How many examples do we see of people loving criminals, or dangerous men in the world? Leaders, ufc fighters, serial killers, they all get their fans. We applaud violence in our movies but cringe when it’s instead sex and nudity then spew “it’s sexism” rhetoric, Game of Thrones for example. Yet violence and sex are both equal in our lives. And both create effects just as strong as the other. So why do we favor one over the other?
Maybe we love violent men because they seem to control a thing none of us have control over. Chaos. Or our death.
And for our characters in Baghdad, it can come at any moment, from a sudden suicide bomber, the hands of government officials, or even from the hands of a Frankenstein monster.
“And I want the playing cards you were using to search for me. And I want those hands of yours as well.” Saadawi, Ahmed.

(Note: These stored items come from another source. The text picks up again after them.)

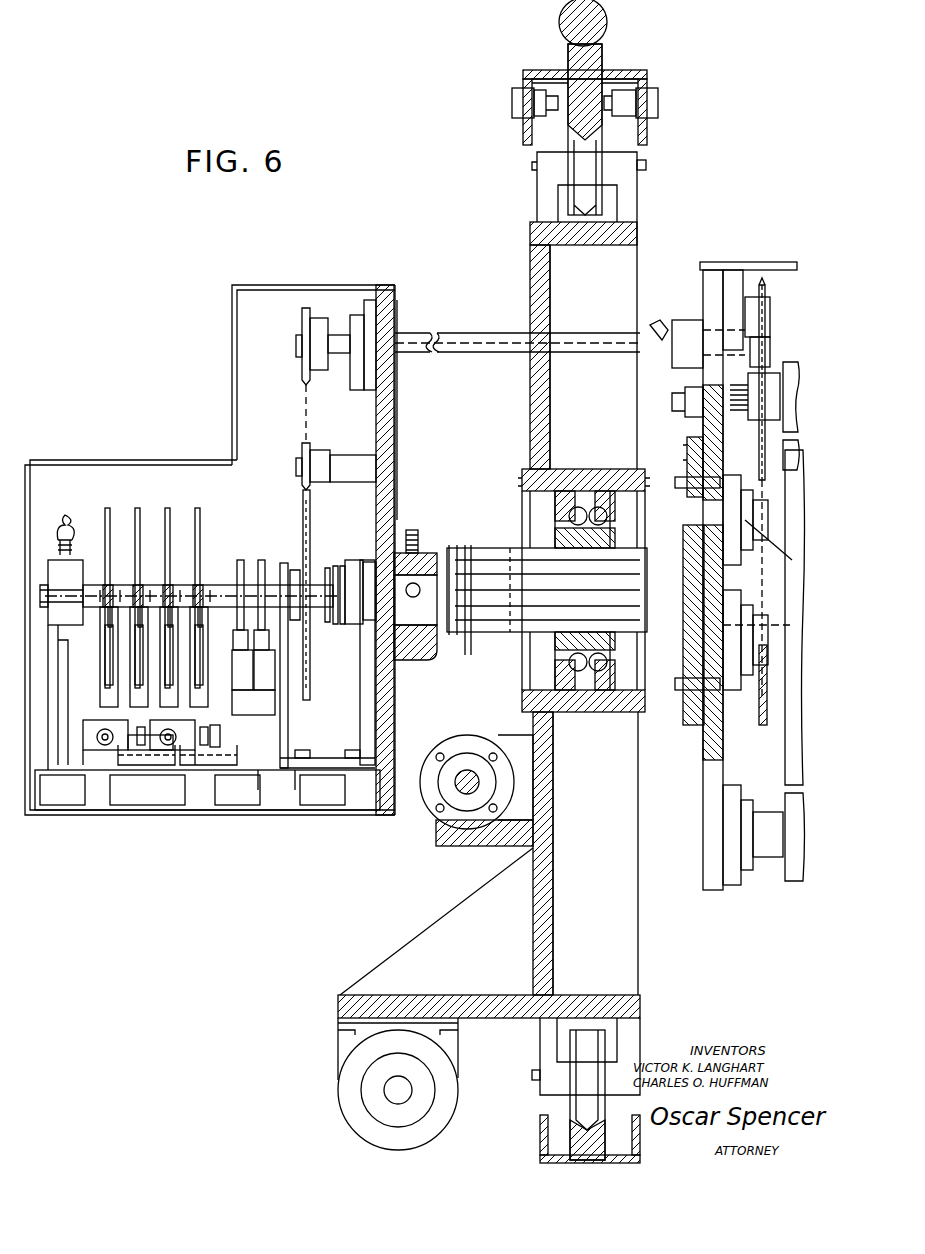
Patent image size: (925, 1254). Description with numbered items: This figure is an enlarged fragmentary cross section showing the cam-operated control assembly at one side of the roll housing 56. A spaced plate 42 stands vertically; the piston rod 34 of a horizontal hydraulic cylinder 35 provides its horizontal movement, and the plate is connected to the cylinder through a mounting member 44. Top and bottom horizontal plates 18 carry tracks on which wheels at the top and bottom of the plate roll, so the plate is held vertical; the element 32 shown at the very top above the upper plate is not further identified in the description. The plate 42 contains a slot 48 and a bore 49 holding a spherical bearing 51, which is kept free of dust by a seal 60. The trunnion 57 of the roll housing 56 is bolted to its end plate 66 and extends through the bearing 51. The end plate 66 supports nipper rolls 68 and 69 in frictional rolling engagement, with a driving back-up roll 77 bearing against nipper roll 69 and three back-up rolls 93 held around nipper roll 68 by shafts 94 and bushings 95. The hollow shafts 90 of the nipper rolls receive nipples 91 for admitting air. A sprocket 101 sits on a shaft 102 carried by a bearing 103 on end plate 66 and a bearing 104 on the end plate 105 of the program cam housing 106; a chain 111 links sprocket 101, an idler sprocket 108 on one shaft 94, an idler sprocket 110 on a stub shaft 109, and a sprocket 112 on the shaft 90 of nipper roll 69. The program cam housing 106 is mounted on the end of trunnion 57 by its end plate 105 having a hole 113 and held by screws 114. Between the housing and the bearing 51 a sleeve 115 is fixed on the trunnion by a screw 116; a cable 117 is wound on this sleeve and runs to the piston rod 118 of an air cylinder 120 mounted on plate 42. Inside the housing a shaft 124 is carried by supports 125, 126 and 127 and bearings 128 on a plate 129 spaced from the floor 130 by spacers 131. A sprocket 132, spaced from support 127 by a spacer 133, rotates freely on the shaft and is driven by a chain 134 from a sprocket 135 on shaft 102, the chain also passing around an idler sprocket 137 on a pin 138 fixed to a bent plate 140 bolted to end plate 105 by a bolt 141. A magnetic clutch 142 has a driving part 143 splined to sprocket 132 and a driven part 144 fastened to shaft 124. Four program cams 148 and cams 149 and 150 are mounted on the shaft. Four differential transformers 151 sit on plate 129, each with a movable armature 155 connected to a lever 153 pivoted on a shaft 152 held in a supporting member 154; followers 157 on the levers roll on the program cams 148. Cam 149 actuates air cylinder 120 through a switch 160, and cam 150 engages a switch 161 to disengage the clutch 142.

The top horizontal plate 18 is at (630, 72).
The ball 32 is at (607, 22).
The piston rod 34 is at (405, 1090).
The horizontal hydraulic cylinder 35 is at (443, 1105).
The spaced plate 42 is at (533, 258).
The mounting member 44 is at (458, 1043).
The slot 48 is at (548, 380).
The bore 49 is at (525, 502).
The spherical bearing 51 is at (607, 514).
The roll housing 56 is at (742, 262).
The trunnion 57 is at (690, 560).
The seal 60 is at (522, 524).
The end plate 66 is at (710, 284).
The nipper roll 68 is at (780, 548).
The nipper roll 69 is at (785, 757).
The driving back-up roll 77 is at (793, 880).
The shaft 90 is at (758, 550).
The nipple 91 is at (678, 490).
The back-up roll 93 is at (790, 362).
The shaft 94 is at (685, 403).
The bushing 95 is at (768, 398).
The sprocket 101 is at (772, 360).
The shaft 102 is at (656, 330).
The bearing 103 is at (680, 364).
The bearing 104 is at (355, 370).
The end plate 105 is at (394, 303).
The program cam housing 106 is at (350, 285).
The idler sprocket 108 is at (700, 472).
The stub shaft 109 is at (672, 318).
The idler sprocket 110 is at (780, 283).
The chain 111 is at (756, 624).
The sprocket 112 is at (765, 718).
The hole 113 is at (420, 625).
The screw 114 is at (412, 530).
The sleeve 115 is at (483, 556).
The screw 116 is at (432, 586).
The cable 117 is at (466, 655).
The piston rod 118 is at (468, 778).
The air cylinder 120 is at (440, 800).
The shaft 124 is at (210, 585).
The support 125 is at (360, 685).
The support 126 is at (55, 692).
The support 127 is at (288, 728).
The bearing 128 is at (75, 593).
The plate 129 is at (258, 800).
The floor 130 is at (295, 800).
The spacer 131 is at (42, 790).
The sprocket 132 is at (310, 515).
The spacer 133 is at (285, 560).
The chain 134 is at (308, 425).
The sprocket 135 is at (302, 368).
The idler sprocket 137 is at (300, 455).
The pin 138 is at (296, 468).
The bent plate 140 is at (340, 455).
The bolt 141 is at (368, 478).
The magnetic clutch 142 is at (346, 560).
The driving part 143 is at (330, 565).
The driven part 144 is at (350, 622).
The program cam 148 is at (198, 510).
The cam 149 is at (240, 558).
The cam 150 is at (262, 560).
The differential transformer 151 is at (87, 728).
The shaft 152 is at (220, 740).
The lever 153 is at (102, 690).
The supporting member 154 is at (112, 760).
The movable armature 155 is at (97, 737).
The follower 157 is at (198, 590).
The switch 160 is at (246, 670).
The switch 161 is at (258, 682).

Frankenstein in Baghdad (p. 257). Penguin Publishing Group. Kindle Edition.
There's a focus on hands at some points throughout this book.
I find it curious the monster takes the hands of that fortune teller, the one who does see the future by using his cards, since it’s hands that held the power and why the monster wanted them. And there's the hands of a suicide bomber whose hands are on the button. While the first set told the future, the second set here took it away. They erased it through death. So hands have the power to do both, to shape our future, or end the possibility of our future, a.k.a. death. Let's notice the monster’s favorite killing style is strangulation. And Hadi as well as the monster’s followers use their hands to sew body parts back onto the monster. No hand is innocent in this book.
What's the deal with all these hands?
um...
We all "have a hand" in the problem?
Haha! Too easy. But it is repetitive that “we created this” is mentioned in the book about the Frankenstein. So maybe the use of hands is an important motif for some of those reasons.
A bunch of people vs. people.
Faraj vs. Abu Anmar. Realtor vs. Hotel. Hadi and Elishva, the junk dealer trying to get her antiques vs. Elishva who hereself is almost an antique. Terrorists bombing the city making it a terrorists vs. the city. There seems to be battles raging in every corner.
Faraj is the biggest douchebag of the lot.
Faraj had taken advantage of the chaos and lawlessness in the city to get his hands on several houses of unknown ownership. He turned these into cheap boardinghouses, renting the rooms to workers from the provinces or to families displaced from nearby areas for sectarian reasons or because of old vendettas that had come back into effect with the fall of the regime. (4)
No one in this chapter appears to be doing well. And the violence in the area only makes it worse.
(1) Saadawi, Ahmed. Frankenstein in Baghdad (p. 6). Penguin Publishing Group. Kindle Edition.
(2) Saadawi, Ahmed. Frankenstein in Baghdad (pp. 7-8). Penguin Publishing Group. Kindle Edition.
(3) Saadawi, Ahmed. Frankenstein in Baghdad (p. 9). Penguin Publishing Group. Kindle Edition.
(4) Saadawi, Ahmed. Frankenstein in Baghdad (p. 12). Penguin Publishing Group. Kindle Edition.